Operating income for its retail businesses has been growing even more quickly, as the company has been using artificial intelligence (AI) to help improve efficiency both within its warehouses and on its delivery routes. It has also continued to see strong growth in higher-margin sponsored ads, off an already pretty large base.
Its largest business by profitability, though, is Amazon Web Services (AWS), its cloud computing business. It's growing quickly, with revenue up 19% last quarter, as the company provides foundation models for AI and helps customers build out their own AI models and applications through its BedRock and SageMaker solutions. It is currently the largest cloud infrastructure company in the world, holding a 31% share of that market.
Amazon has a long history of innovation and investing to win, and this ethos should help it continue to be a long-term winner.
Philip Morris International
Philip Morris International (PM -0.74%) is a rare combination of a growth stock in a defensive industry. Though it has no U.S. exposure when it comes to traditional cigarettes, this part of the company's business is still growing through a combination of price increases and modest volume growth. However, Philip Morris' big growth driver has been its smokeless portfolio.
The company has seen huge growth from Zyn, a nicotine pouch made with nicotine powder and flavoring instead of tobacco. Last quarter, sales for the product continued to surge, with volumes jumping nearly 44%. Meanwhile, its also seeing solid sales growth for its heated tobacco Iqos system, with volumes rising nearly 9% last quarter. Philip Morris bought back the Iqos license for the U.S. from Altria, and could look to introduce the product on a wider scale here next year. It is currently looking to get the latest version of the product approved by the FDA, while testing an older version in a few select U.S. cities.
One big positive for Philip Morris is that both Zyn and Iqos have considerably better unit economics than traditional cigarettes. Management has said that in the U.S., Zyn's product contribution level is 6 times greater than cigarettes, while the Iqos' product contribution level is least 2 times better.
With strong volumes and better unit economics for its smokeless products, Philip Morris is in a strong position.
e.l.f. Beauty
While its stock had a down year in 2024, e.l.f. Beauty (ELF -1.52%) has been a huge winner the past five years -- the stock is up more than 650% over that stretch as of this writing. The company has taken tremendous market share in the mass cosmetics space in the U.S. the past few years. That could be seen in its 40% year-over-year revenue growth last quarter.
E.l.f. has a strong following among younger consumers. It has successfully used a fast-follower product strategy of replicating popular prestige brand items at much cheaper prices while using social media influencers to market its products. This has led to store shelf gains and better product placements, all of which have fed into its gains.
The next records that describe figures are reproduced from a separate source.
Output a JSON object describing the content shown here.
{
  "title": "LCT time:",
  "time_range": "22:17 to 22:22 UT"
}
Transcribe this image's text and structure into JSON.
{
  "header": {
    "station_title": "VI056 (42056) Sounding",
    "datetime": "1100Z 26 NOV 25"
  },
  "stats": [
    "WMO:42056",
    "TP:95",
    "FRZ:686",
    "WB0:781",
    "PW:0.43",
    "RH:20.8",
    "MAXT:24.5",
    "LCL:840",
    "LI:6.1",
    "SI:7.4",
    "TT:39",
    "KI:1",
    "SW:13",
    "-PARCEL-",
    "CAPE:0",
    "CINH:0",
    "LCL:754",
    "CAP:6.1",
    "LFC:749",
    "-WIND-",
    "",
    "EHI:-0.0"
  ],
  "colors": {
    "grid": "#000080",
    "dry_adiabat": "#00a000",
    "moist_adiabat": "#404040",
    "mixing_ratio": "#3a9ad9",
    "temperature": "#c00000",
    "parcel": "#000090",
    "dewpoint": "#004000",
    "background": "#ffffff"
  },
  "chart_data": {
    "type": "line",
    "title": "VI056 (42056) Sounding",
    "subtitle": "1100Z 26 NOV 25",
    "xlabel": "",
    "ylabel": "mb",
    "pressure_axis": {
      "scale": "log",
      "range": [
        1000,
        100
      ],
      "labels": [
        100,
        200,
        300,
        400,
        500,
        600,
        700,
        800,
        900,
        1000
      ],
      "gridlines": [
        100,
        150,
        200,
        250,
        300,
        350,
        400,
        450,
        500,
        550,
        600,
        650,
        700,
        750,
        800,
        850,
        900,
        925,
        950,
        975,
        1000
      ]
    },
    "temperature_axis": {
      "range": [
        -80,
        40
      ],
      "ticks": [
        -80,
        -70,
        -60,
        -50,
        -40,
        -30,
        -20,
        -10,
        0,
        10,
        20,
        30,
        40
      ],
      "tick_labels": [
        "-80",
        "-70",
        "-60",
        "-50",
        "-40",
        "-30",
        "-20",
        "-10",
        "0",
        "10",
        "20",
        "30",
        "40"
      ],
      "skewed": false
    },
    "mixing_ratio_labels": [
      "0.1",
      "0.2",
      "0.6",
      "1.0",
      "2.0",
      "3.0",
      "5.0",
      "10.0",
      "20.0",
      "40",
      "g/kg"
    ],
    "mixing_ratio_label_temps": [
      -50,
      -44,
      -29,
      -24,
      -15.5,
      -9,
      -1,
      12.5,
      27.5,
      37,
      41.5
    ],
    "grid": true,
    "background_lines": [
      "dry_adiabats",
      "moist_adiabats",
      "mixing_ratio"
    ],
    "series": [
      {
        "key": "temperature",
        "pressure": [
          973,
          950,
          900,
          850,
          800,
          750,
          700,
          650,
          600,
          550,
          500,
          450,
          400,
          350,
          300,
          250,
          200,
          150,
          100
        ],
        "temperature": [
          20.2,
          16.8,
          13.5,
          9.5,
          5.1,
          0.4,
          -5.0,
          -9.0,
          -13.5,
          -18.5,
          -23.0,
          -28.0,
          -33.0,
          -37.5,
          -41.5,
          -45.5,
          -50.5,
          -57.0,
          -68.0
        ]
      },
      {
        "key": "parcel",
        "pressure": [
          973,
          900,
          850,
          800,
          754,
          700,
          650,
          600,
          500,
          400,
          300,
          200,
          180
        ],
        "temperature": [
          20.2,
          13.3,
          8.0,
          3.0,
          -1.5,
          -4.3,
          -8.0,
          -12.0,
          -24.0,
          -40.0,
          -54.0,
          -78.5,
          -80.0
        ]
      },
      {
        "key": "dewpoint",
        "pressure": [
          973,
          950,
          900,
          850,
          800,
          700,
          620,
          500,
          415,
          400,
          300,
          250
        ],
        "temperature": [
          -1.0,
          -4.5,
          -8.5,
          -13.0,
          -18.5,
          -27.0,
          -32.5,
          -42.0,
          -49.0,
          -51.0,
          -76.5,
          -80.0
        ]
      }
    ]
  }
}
Meanwhile, the company still has large opportunities in the skincare category, where is has a smaller presence, and in international markets. Thus far, its moves in these areas have been successful.
Trading at a forward price-to-earnings ratio (P/E) of 27.7 times based on estimates for its fiscal 2026 (which ends March 2026) and a price/earnings-to-growth ratio (PEG ratio) of 0.52, e.l.f is a cheap growth stock.
JAKKS Pacific
JAKKS Pacific (JAKK 0.66%) made a big upgrade in its executive suite a few years ago when it hired John L. Kimble as CFO following his stints at Walt Disney and Mattel. Meanwhile, over the past five years, the stock is up about 165% as of this writing.
Kimble has helped turn the toy company around and laid the groundwork for further solid performances. Nonetheless, the stock is one of the cheapest around, trading at a forward P/E of 6.5 and a PEG of under 0.3. Notably, it's also debt free.
A weak slate of kids movies hurt the stock in early 2024, but it could see a nice boost now that Moana 2 and Sonic 3 have landed at the box office. Both franchises have helped JAKKS toy sales in the past, and both had very strong showings in theaters. Sonic 3 was the best performing movie of the franchise, while Moana 2 has grossed over $1 billion globally.
JAKKS has also been focused on making its non-licensed business bigger, with a focus on evergreen content. It also previously signed a deal with Authentic Brands, owner of Roxy, Juicy Couture, Quiksilver, and other brands, to make items such as beach accessories, skateboards, roller skates and other items that it began to roll out in the fall of 2024.
With an improved box office slate, the Authentic Brands deals, and a cheap stock price, JAKKS Pacific in an under-the-radar stock to consider buying.